The underlying logic is exactly the same, so I won’t be going over it in much detail. I will, however, highlight the differences to the simplified version.

Notice how in the original program we had to construct intermediary lists in memory several times:

• after reading the lines from the file,
• after mapping string->numbers,
• after extracting the columns,
• after calculating the distances.

By using a lazy data structure (a stream in this case), we effectively eliminate all intermediary lists except for one step (after extracting the columns). And even that we don’t have to do explicitly: sort from the relation⁠/⁠order library supports lazy data structures, but it will collect all the values in memory before sorting because sorting requires access to the entire series of values. So in this case we can’t build a program that is lazy all the way up to calculating the final answer, but we can eliminate intermediary lists where possible.

In order to achieve this, instead of using sequence->list, we use ->stream from relation/type, which is a generic function that supports many types of sequences and converts them to a stream. Thus we delay converting the series of lines into a list, saving some memory. Note the prefix type: before ->stream: we chose that prefix when we required relation/type above. The colon in this case is not a special syntax, it is merely a conventional character to end prefixes with.

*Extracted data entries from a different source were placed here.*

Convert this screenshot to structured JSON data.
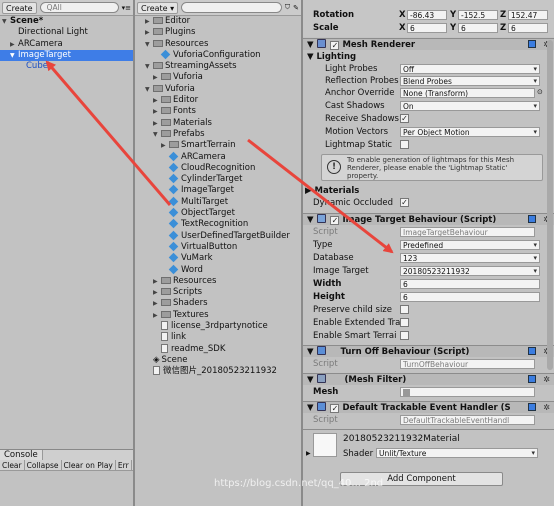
{
  "hierarchy": {
    "create_label": "Create",
    "search_placeholder": "All",
    "items": [
      {
        "label": "Scene*",
        "depth": 0,
        "fold": "▼",
        "bold": true
      },
      {
        "label": "Directional Light",
        "depth": 1,
        "fold": ""
      },
      {
        "label": "ARCamera",
        "depth": 1,
        "fold": "▶"
      },
      {
        "label": "ImageTarget",
        "depth": 1,
        "fold": "▼",
        "selected": true
      },
      {
        "label": "Cube",
        "depth": 2,
        "fold": "",
        "blue": true
      }
    ]
  },
  "console": {
    "tab_label": "Console",
    "buttons": [
      "Clear",
      "Collapse",
      "Clear on Play",
      "Err"
    ]
  },
  "project": {
    "create_label": "Create",
    "items": [
      {
        "label": "Editor",
        "depth": 1,
        "fold": "▶",
        "icon": "folder"
      },
      {
        "label": "Plugins",
        "depth": 1,
        "fold": "▶",
        "icon": "folder"
      },
      {
        "label": "Resources",
        "depth": 1,
        "fold": "▼",
        "icon": "folder"
      },
      {
        "label": "VuforiaConfiguration",
        "depth": 2,
        "fold": "",
        "icon": "prefab"
      },
      {
        "label": "StreamingAssets",
        "depth": 1,
        "fold": "▼",
        "icon": "folder"
      },
      {
        "label": "Vuforia",
        "depth": 2,
        "fold": "▶",
        "icon": "folder"
      },
      {
        "label": "Vuforia",
        "depth": 1,
        "fold": "▼",
        "icon": "folder"
      },
      {
        "label": "Editor",
        "depth": 2,
        "fold": "▶",
        "icon": "folder"
      },
      {
        "label": "Fonts",
        "depth": 2,
        "fold": "▶",
        "icon": "folder"
      },
      {
        "label": "Materials",
        "depth": 2,
        "fold": "▶",
        "icon": "folder"
      },
      {
        "label": "Prefabs",
        "depth": 2,
        "fold": "▼",
        "icon": "folder"
      },
      {
        "label": "SmartTerrain",
        "depth": 3,
        "fold": "▶",
        "icon": "folder"
      },
      {
        "label": "ARCamera",
        "depth": 3,
        "fold": "",
        "icon": "prefab"
      },
      {
        "label": "CloudRecognition",
        "depth": 3,
        "fold": "",
        "icon": "prefab"
      },
      {
        "label": "CylinderTarget",
        "depth": 3,
        "fold": "",
        "icon": "prefab"
      },
      {
        "label": "ImageTarget",
        "depth": 3,
        "fold": "",
        "icon": "prefab"
      },
      {
        "label": "MultiTarget",
        "depth": 3,
        "fold": "",
        "icon": "prefab"
      },
      {
        "label": "ObjectTarget",
        "depth": 3,
        "fold": "",
        "icon": "prefab"
      },
      {
        "label": "TextRecognition",
        "depth": 3,
        "fold": "",
        "icon": "prefab"
      },
      {
        "label": "UserDefinedTargetBuilder",
        "depth": 3,
        "fold": "",
        "icon": "prefab"
      },
      {
        "label": "VirtualButton",
        "depth": 3,
        "fold": "",
        "icon": "prefab"
      },
      {
        "label": "VuMark",
        "depth": 3,
        "fold": "",
        "icon": "prefab"
      },
      {
        "label": "Word",
        "depth": 3,
        "fold": "",
        "icon": "prefab"
      },
      {
        "label": "Resources",
        "depth": 2,
        "fold": "▶",
        "icon": "folder"
      },
      {
        "label": "Scripts",
        "depth": 2,
        "fold": "▶",
        "icon": "folder"
      },
      {
        "label": "Shaders",
        "depth": 2,
        "fold": "▶",
        "icon": "folder"
      },
      {
        "label": "Textures",
        "depth": 2,
        "fold": "▶",
        "icon": "folder"
      },
      {
        "label": "license_3rdpartynotice",
        "depth": 2,
        "fold": "",
        "icon": "file"
      },
      {
        "label": "link",
        "depth": 2,
        "fold": "",
        "icon": "file"
      },
      {
        "label": "readme_SDK",
        "depth": 2,
        "fold": "",
        "icon": "file"
      },
      {
        "label": "Scene",
        "depth": 1,
        "fold": "",
        "icon": "unity"
      },
      {
        "label": "微信图片_20180523211932",
        "depth": 1,
        "fold": "",
        "icon": "file"
      }
    ]
  },
  "inspector": {
    "transform": {
      "rotation_label": "Rotation",
      "scale_label": "Scale",
      "rot": {
        "x": "-86.43",
        "y": "-152.5",
        "z": "152.47"
      },
      "scale": {
        "x": "6",
        "y": "6",
        "z": "6"
      }
    },
    "mesh_renderer": {
      "title": "Mesh Renderer",
      "lighting_label": "Lighting",
      "light_probes_label": "Light Probes",
      "light_probes_value": "Off",
      "reflection_probes_label": "Reflection Probes",
      "reflection_probes_value": "Blend Probes",
      "anchor_override_label": "Anchor Override",
      "anchor_override_value": "None (Transform)",
      "cast_shadows_label": "Cast Shadows",
      "cast_shadows_value": "On",
      "receive_shadows_label": "Receive Shadows",
      "motion_vectors_label": "Motion Vectors",
      "motion_vectors_value": "Per Object Motion",
      "lightmap_static_label": "Lightmap Static",
      "help_text": "To enable generation of lightmaps for this Mesh Renderer, please enable the 'Lightmap Static' property.",
      "materials_label": "Materials",
      "dynamic_occluded_label": "Dynamic Occluded"
    },
    "image_target": {
      "title": "Image Target Behaviour (Script)",
      "script_label": "Script",
      "script_value": "ImageTargetBehaviour",
      "type_label": "Type",
      "type_value": "Predefined",
      "database_label": "Database",
      "database_value": "123",
      "image_target_label": "Image Target",
      "image_target_value": "20180523211932",
      "width_label": "Width",
      "width_value": "6",
      "height_label": "Height",
      "height_value": "6",
      "preserve_label": "Preserve child size",
      "extended_label": "Enable Extended Tra",
      "smart_label": "Enable Smart Terrai"
    },
    "turn_off": {
      "title": "Turn Off Behaviour (Script)",
      "script_label": "Script",
      "script_value": "TurnOffBehaviour"
    },
    "mesh_filter": {
      "title": "(Mesh Filter)",
      "mesh_label": "Mesh"
    },
    "default_handler": {
      "title": "Default Trackable Event Handler (S",
      "script_label": "Script",
      "script_value": "DefaultTrackableEventHandl"
    },
    "material": {
      "name": "20180523211932Material",
      "shader_label": "Shader",
      "shader_value": "Unlit/Texture"
    },
    "add_component_label": "Add Component"
  },
  "watermark": "https://blog.csdn.net/qq_40... 2nd",
  "colors": {
    "selection": "#3e7de7",
    "annotation_arrow": "#e8453c"
  }
}
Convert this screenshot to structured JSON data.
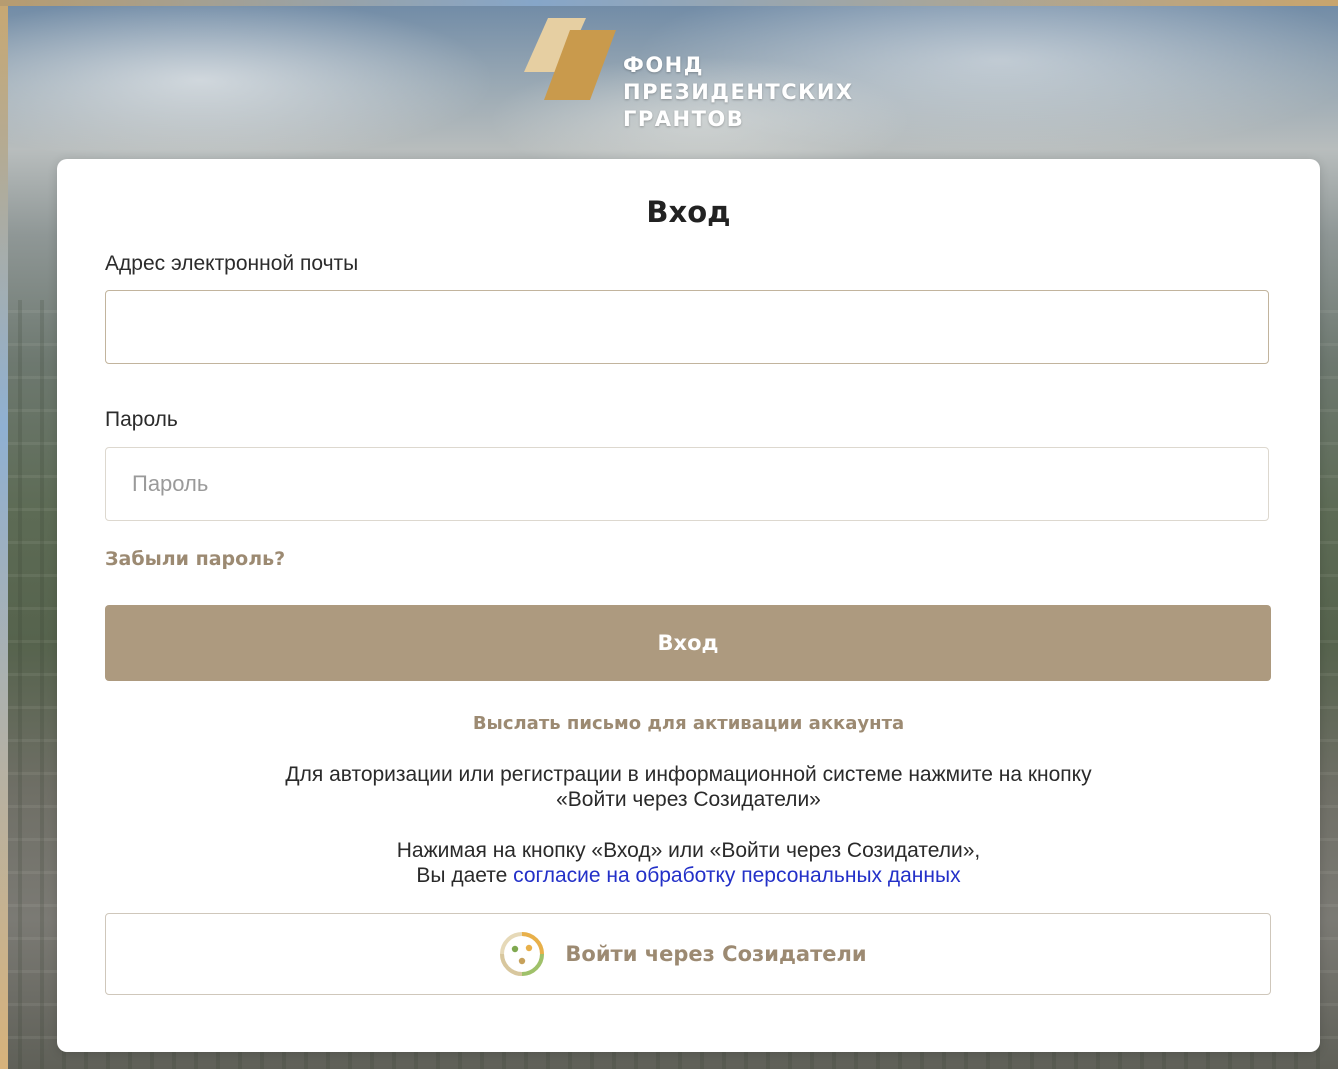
{
  "logo": {
    "line1": "ФОНД",
    "line2": "ПРЕЗИДЕНТСКИХ",
    "line3": "ГРАНТОВ",
    "colors": {
      "mark_light": "#e2c99a",
      "mark_dark": "#c99a4c"
    }
  },
  "login": {
    "title": "Вход",
    "email_label": "Адрес электронной почты",
    "email_value": "",
    "email_placeholder": "",
    "password_label": "Пароль",
    "password_value": "",
    "password_placeholder": "Пароль",
    "forgot_link": "Забыли пароль?",
    "submit_label": "Вход",
    "activation_link": "Выслать письмо для активации аккаунта",
    "info1_line1": "Для авторизации или регистрации в информационной системе нажмите на кнопку",
    "info1_line2": "«Войти через Созидатели»",
    "info2_line1": "Нажимая на кнопку «Вход» или «Войти через Созидатели»,",
    "info2_prefix": "Вы даете ",
    "consent_link": "согласие на обработку персональных данных",
    "sozidateli_button": "Войти через Созидатели"
  },
  "colors": {
    "accent": "#ad9a7f",
    "link_accent": "#9c8a72",
    "consent_link": "#2330c8"
  }
}
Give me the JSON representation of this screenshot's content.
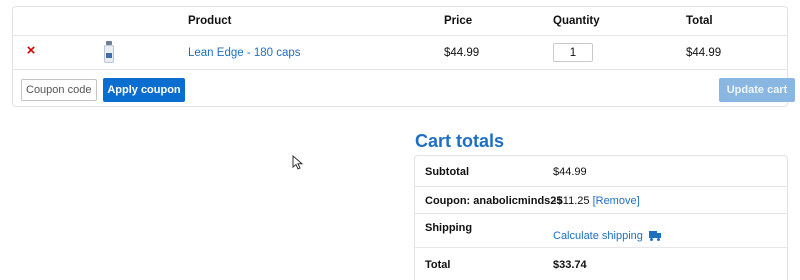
{
  "cart": {
    "headers": {
      "product": "Product",
      "price": "Price",
      "quantity": "Quantity",
      "total": "Total"
    },
    "items": [
      {
        "remove_icon": "close-icon",
        "remove_glyph": "×",
        "thumbnail_icon": "supplement-bottle-icon",
        "product_name": "Lean Edge - 180 caps",
        "price": "$44.99",
        "quantity": "1",
        "total": "$44.99"
      }
    ],
    "coupon_placeholder": "Coupon code",
    "apply_coupon_label": "Apply coupon",
    "update_cart_label": "Update cart"
  },
  "totals": {
    "title": "Cart totals",
    "subtotal_label": "Subtotal",
    "subtotal_value": "$44.99",
    "coupon_label": "Coupon: anabolicminds25",
    "coupon_value": "-$11.25",
    "coupon_remove": "[Remove]",
    "shipping_label": "Shipping",
    "shipping_link": "Calculate shipping",
    "shipping_icon": "truck-icon",
    "total_label": "Total",
    "total_value": "$33.74"
  },
  "colors": {
    "accent": "#1e6fc2",
    "primary_button": "#0a6ed1",
    "disabled_button": "#8ab7e2",
    "remove": "#d10000"
  }
}
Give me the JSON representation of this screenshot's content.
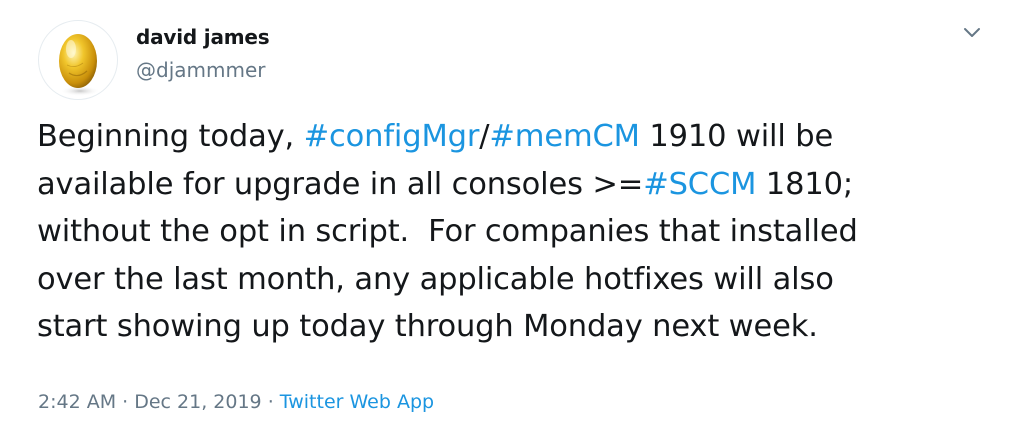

Why can’t we work with the result of in-lines immediately, without casting it to a stream? Well, we plan on using some functions that require the data structure to be a generic collection, that is, to satisfy functor?. Oddly, native Racket sequences don’t implement that interface, while streams do. In general, when working with data series, we don’t want to think what type of collection it is: sequence, stream, list, vector, or anything else. We want to use generic concepts like map, not special functions like sequence-map or stream-map. So we use generic functions seq:map and ord:sort instead of native map and sort.

Another thing I did was eliminate an extra line of code where I declared a lambda named pair->distance. Instead I used compose to compose functions abs and - in-line for some more compact code.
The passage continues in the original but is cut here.